Jan va Kessel ici nous peint les quatre éléments parce qu’effectivement quand on peint ces détails qu’on cite depuis tout à l’heure, et bien ils nous renvoient aux quatre éléments. Ici tu vois par exemple le feu avec cette bougie. Notes qu’elle est sur le point de se renverser. Tu as des fleurs encore une fois qui évoquent la terre puisqu’elles y poussent. Tu as également des oiseaux qui vont évoquer la lumière.

Oui.

Alors on n’est pas certain. Les historiens d’art disent, peut-être que Van Kessel se serait associé avec un autre maitre qui aurait pu peindre un médaillon avec une figure certainement une vierge peut-être un enfant ou un autre détail. On ne sait pas. Il a laissé le champ libre à la réflexion au mystère. Notes bien d’ailleurs que dans cette belle niche, on a une part d’ombre…

Oui.

Et un part de lumière.

Oui oui.

C’est vraiment fascinant.

Oui et puis un beau contraste entre…

On a tout une… un… tout un entourage qui est magnifique de couleur de…

Chargé etcetera.

Bien sûr. Mais le… finalement le cœur de l’image… c’est le vide lui-même.

C’est un grand format ?

C’est un format carré qui fait une trentaine de centimètre de côté. Et d’ailleurs je ne pense pas dire de bêtises en disant que celle-ci est peinte sur cuivre. Jan van Kessel c’est très bien que tu parles de la question du format parce qu’effectivement…

Ce n’est pas prévu.

Plus on va dans les petits formats plus on va dans le précieux et la miniature. Et Van Kessel s’était vraiment spécialisé dans ces formats réduits où là il travaillait sur du cuivre le cuivre étant tellement plus plat tellement plus brillant pour le rendu des couleurs que la toile qui est utilisé dès le XVIIème siècle.

D’accord.

Et là il y a… alors il y a encore un autre élément qui est très éloquent : c’est la tulipe.
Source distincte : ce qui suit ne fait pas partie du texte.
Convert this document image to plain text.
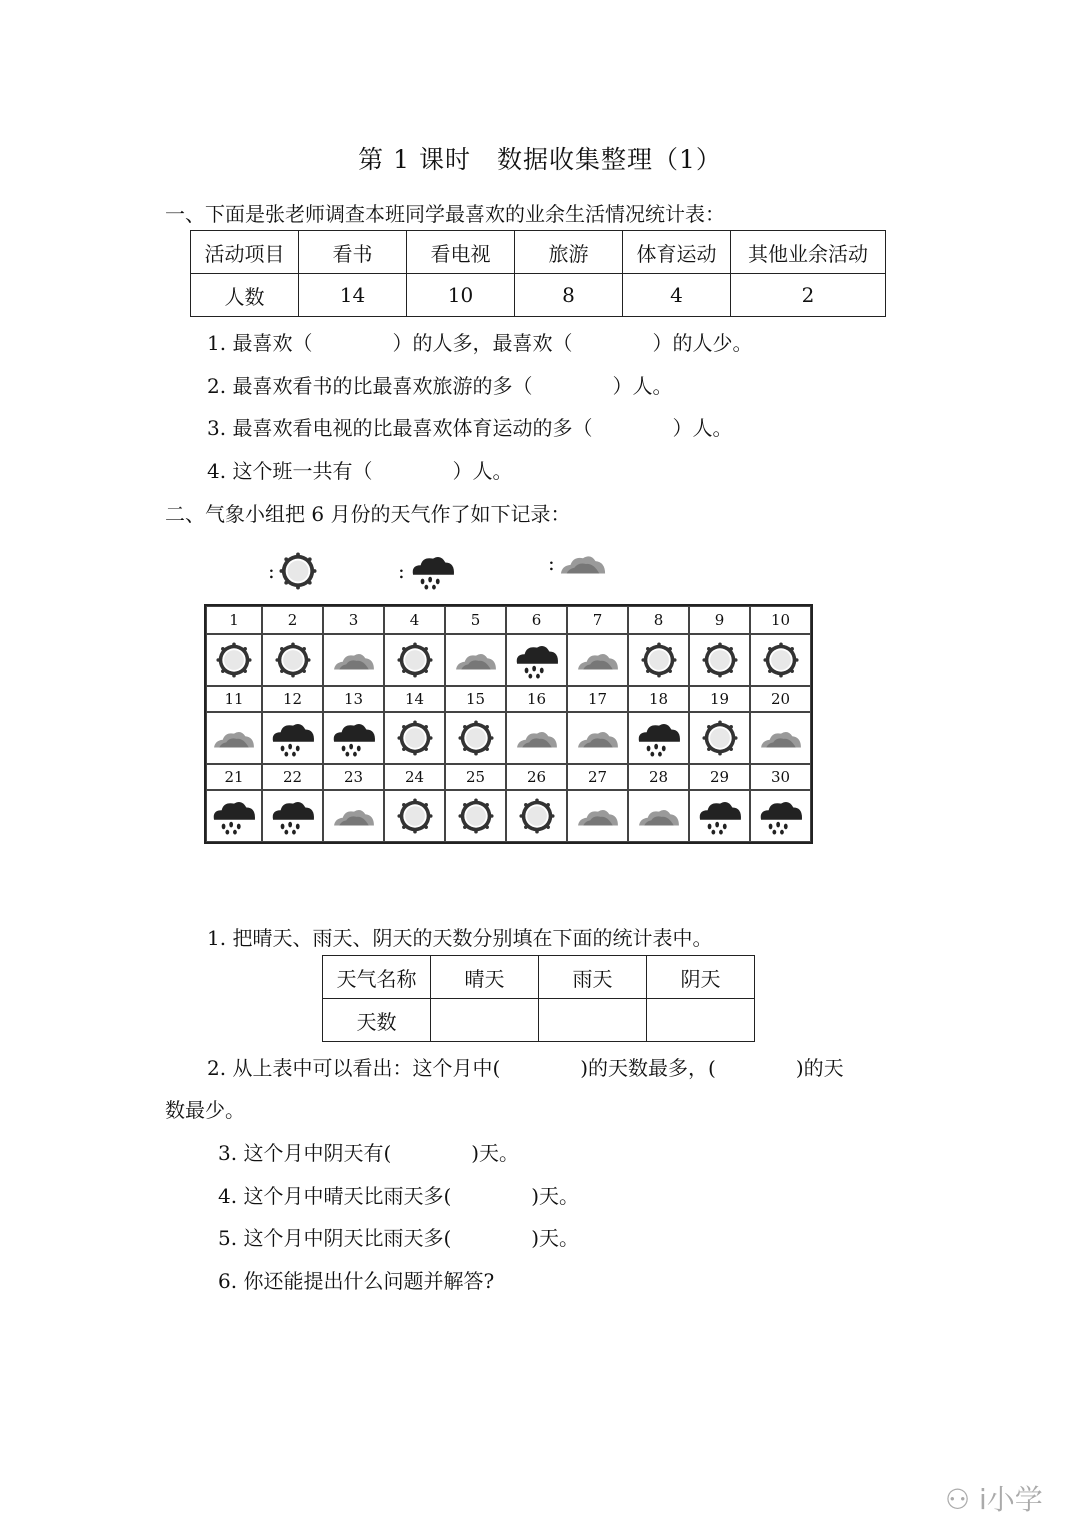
第 1 课时　数据收集整理（1）
一、下面是张老师调查本班同学最喜欢的业余生活情况统计表：
活动项目	看书	看电视	旅游	体育运动	其他业余活动
人数	14	10	8	4	2
1. 最喜欢（　　　　）的人多，最喜欢（　　　　）的人少。
2. 最喜欢看书的比最喜欢旅游的多（　　　　）人。
3. 最喜欢看电视的比最喜欢体育运动的多（　　　　）人。
4. 这个班一共有（　　　　）人。
二、气象小组把 6 月份的天气作了如下记录：
:	:	:
1	2	3	4	5	6	7	8	9	10
11	12	13	14	15	16	17	18	19	20
21	22	23	24	25	26	27	28	29	30
1. 把晴天、雨天、阴天的天数分别填在下面的统计表中。
天气名称	晴天	雨天	阴天
天数			
2. 从上表中可以看出：这个月中(　　　　)的天数最多，(　　　　)的天
数最少。
3. 这个月中阴天有(　　　　)天。
4. 这个月中晴天比雨天多(　　　　)天。
5. 这个月中阴天比雨天多(　　　　)天。
6. 你还能提出什么问题并解答?
⚇ i小学
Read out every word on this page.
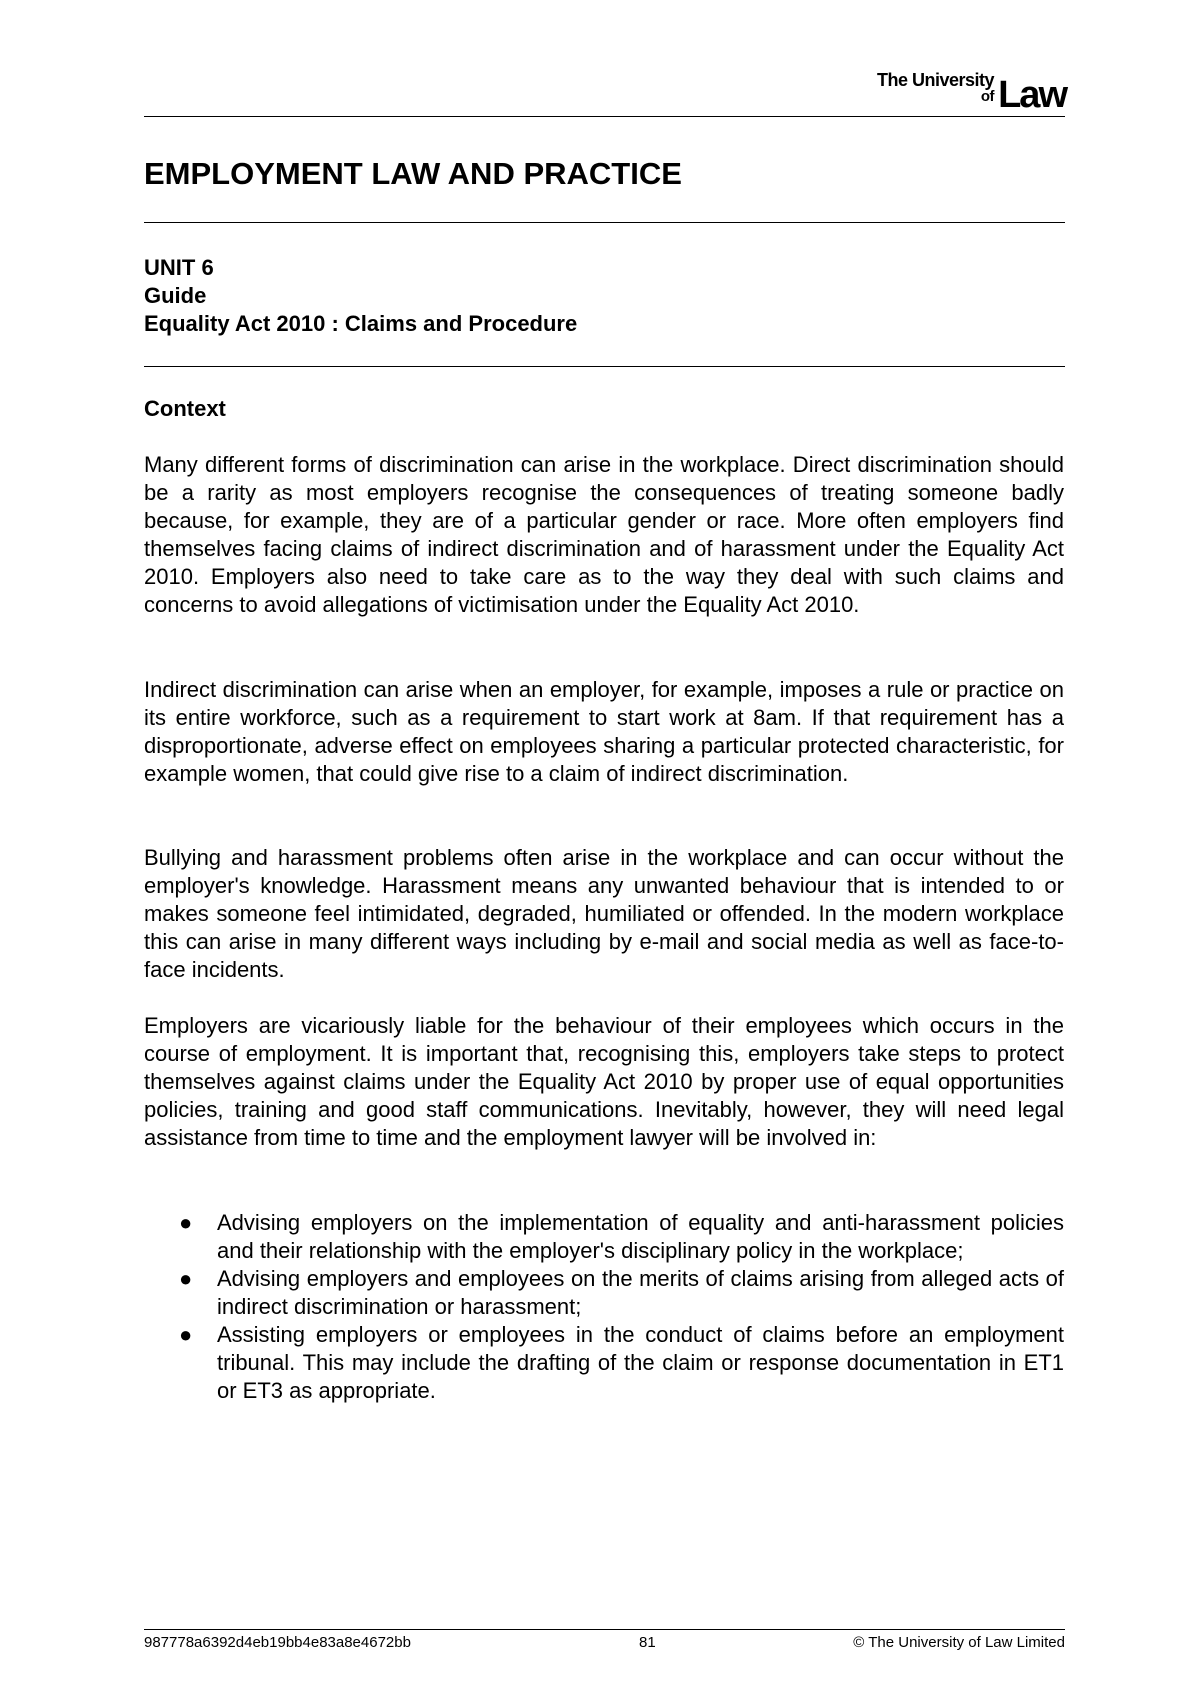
The University
of Law
EMPLOYMENT LAW AND PRACTICE
UNIT 6
Guide
Equality Act 2010 : Claims and Procedure
Context
Many different forms of discrimination can arise in the workplace. Direct discrimination should be a rarity as most employers recognise the consequences of treating someone badly because, for example, they are of a particular gender or race. More often employers find themselves facing claims of indirect discrimination and of harassment under the Equality Act 2010. Employers also need to take care as to the way they deal with such claims and concerns to avoid allegations of victimisation under the Equality Act 2010.
Indirect discrimination can arise when an employer, for example, imposes a rule or practice on its entire workforce, such as a requirement to start work at 8am. If that requirement has a disproportionate, adverse effect on employees sharing a particular protected characteristic, for example women, that could give rise to a claim of indirect discrimination.
Bullying and harassment problems often arise in the workplace and can occur without the employer's knowledge. Harassment means any unwanted behaviour that is intended to or makes someone feel intimidated, degraded, humiliated or offended. In the modern workplace this can arise in many different ways including by e-mail and social media as well as face-to-face incidents.
Employers are vicariously liable for the behaviour of their employees which occurs in the course of employment. It is important that, recognising this, employers take steps to protect themselves against claims under the Equality Act 2010 by proper use of equal opportunities policies, training and good staff communications. Inevitably, however, they will need legal assistance from time to time and the employment lawyer will be involved in:
● Advising employers on the implementation of equality and anti-harassment policies and their relationship with the employer's disciplinary policy in the workplace;
● Advising employers and employees on the merits of claims arising from alleged acts of indirect discrimination or harassment;
● Assisting employers or employees in the conduct of claims before an employment tribunal. This may include the drafting of the claim or response documentation in ET1 or ET3 as appropriate.
987778a6392d4eb19bb4e83a8e4672bb	81	© The University of Law Limited
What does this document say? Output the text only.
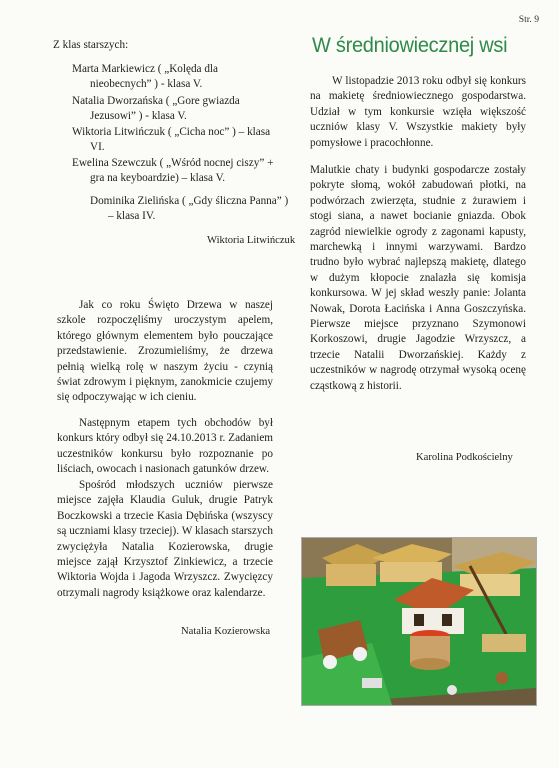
Str. 9
Z klas starszych:
Marta Markiewicz ( „Kolęda dla nieobecnych” ) - klasa V.
Natalia Dworzańska ( „Gore gwiazda Jezusowi” ) - klasa V.
Wiktoria Litwińczuk ( „Cicha noc” ) – klasa VI.
Ewelina Szewczuk ( „Wśród nocnej ciszy” + gra na keyboardzie) – klasa V.
Dominika Zielińska ( „Gdy śliczna Panna” ) – klasa IV.
Wiktoria Litwińczuk
Jak co roku Święto Drzewa w naszej szkole rozpoczęliśmy uroczystym apelem, którego głównym elementem było pouczające przedstawienie. Zrozumieliśmy, że drzewa pełnią wielką rolę w naszym życiu - czynią świat zdrowym i pięknym, zanokmicie czujemy się odpoczywając w ich cieniu.
Następnym etapem tych obchodów był konkurs który odbył się 24.10.2013 r. Zadaniem uczestników konkursu było rozpoznanie po liściach, owocach i nasionach gatunków drzew.
Spośród młodszych uczniów pierwsze miejsce zajęła Klaudia Guluk, drugie Patryk Boczkowski a trzecie Kasia Dębińska (wszyscy są uczniami klasy trzeciej). W klasach starszych zwyciężyła Natalia Kozierowska, drugie miejsce zajął Krzysztof Zinkiewicz, a trzecie Wiktoria Wojda i Jagoda Wrzyszcz. Zwycięzcy otrzymali nagrody książkowe oraz kalendarze.
Natalia Kozierowska
W średniowiecznej wsi
W listopadzie 2013 roku odbył się konkurs na makietę średniowiecznego gospodarstwa. Udział w tym konkursie wzięła większość uczniów klasy V. Wszystkie makiety były pomysłowe i pracochłonne.
Malutkie chaty i budynki gospodarcze zostały pokryte słomą, wokół zabudowań płotki, na podwórzach zwierzęta, studnie z żurawiem i stogi siana, a nawet bocianie gniazda. Obok zagród niewielkie ogrody z zagonami kapusty, marchewką i innymi warzywami. Bardzo trudno było wybrać najlepszą makietę, dlatego w dużym kłopocie znalazła się komisja konkursowa. W jej skład weszły panie: Jolanta Nowak, Dorota Łacińska i Anna Goszczyńska. Pierwsze miejsce przyznano Szymonowi Korkoszowi, drugie Jagodzie Wrzyszcz, a trzecie Natalii Dworzańskiej. Każdy z uczestników w nagrodę otrzymał wysoką ocenę cząstkową z historii.
Karolina Podkościelny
On n’a pas parlé de la tulipe on a parlé des Pays-Bas. Tu vois il y a plusieurs tulipes. Avec des pétales pointus c’est la fameuse tulipe perroquet. Bon il y en a des quantités illimitées enfin il y a vraiment des spécialistes de cet art de greffer les tulipes.

Oui.

Et bien c’est devenu un jeu très dangereux la spéculation sur la tulipe au Pays-Bas au XVIIème siècle. Certains vont se ruiner. Là elle va monter en bourse enfin le cours de la tulipe va monter en bourse jusqu’à un point où ça vaut presque le prix d’une belle propriété à Amsterdam de l’époque. Et ensuite en quelques jours et bien elle perd tout…

Vraiment.

Elle perd tout. Et ces hommes… effectivement ce qui est bien finalement l’idée même de cette nature morte la beauté la richesse mais finalement, derrière le revers de la médaille.

Oui oui.

Alors les 4 éléments mais évoquent parfois également le 4 saisons. Ça on en a parlé dans une belle image que l’on montre des Allemands ou…

D’origine oui.

Voilà c’est ça.

Les 4 éléments les 4 saisons les 4 âges de la vie. On parle du printemps de la vie pour la jeunesse. La dernière période est en hiver. On n’y est pas encore on a encore un petit peu de temps avant de… avant d’y arriver.

 

Alors les Flamands et les Hollandais…

Oui.

Les Espagnols aussi d’ailleurs au XVIIème siècle. On va appeler ça là-bas bodegold. Alors bodegold, ça vient de bodega. Et bodega et bien ce sont ces garde-mangers où on va stocker la nourriture et des grands peintres en Espagne vont également réaliser durant cette période. Ensuite on a des Flamands qui arrivent en France au XVIIème siècle à la cour de Louis XIV.

Oui.

On a notamment un fameux qui s’appelle Peter Voulkos et qui va former des artistes français. Mais à cette époque-là en France, on ne veut faire pour être un grand peintre que des scènes mythologiques, des scènes religieuses. Après on veut bien faire un autre genre les portraits, un genre animé. Eventuellement ensuite on peint des paysages. Et puis à la fin quand il n’y a plus rien d’autres à peindre et bien on appelle ça nature morte.

D’accord.

Et Diderot en parle dans ses salons dans ses comptes rendus. On est en cours de suicide quand on est un peintre que l’on dit : « je veux être un grand peintre et je fais des natures mortes ». C’est pratiquement contradictoire…

D’accord.

Et incompatible.

Ok.

Et cette nature morte j’allais dire très hollandaise d’inspiration c’est-à-dire quelques objets, ce fameux gobelet d’argent. Je dis fameux parce que dans ces natures mortes il apparait à de nombreuses reprises. Et ce qui est beau dans cette peinture ben justement c’est qu’il n’y ait que très peu d’éléments.

Oui le reflet.

Tout à l’heure chez les Flamands il y avait tellement de détails que l’œil se perd on ne sait plus où regarder. Tandis que là ben on se concentre. Et il y a le reflet…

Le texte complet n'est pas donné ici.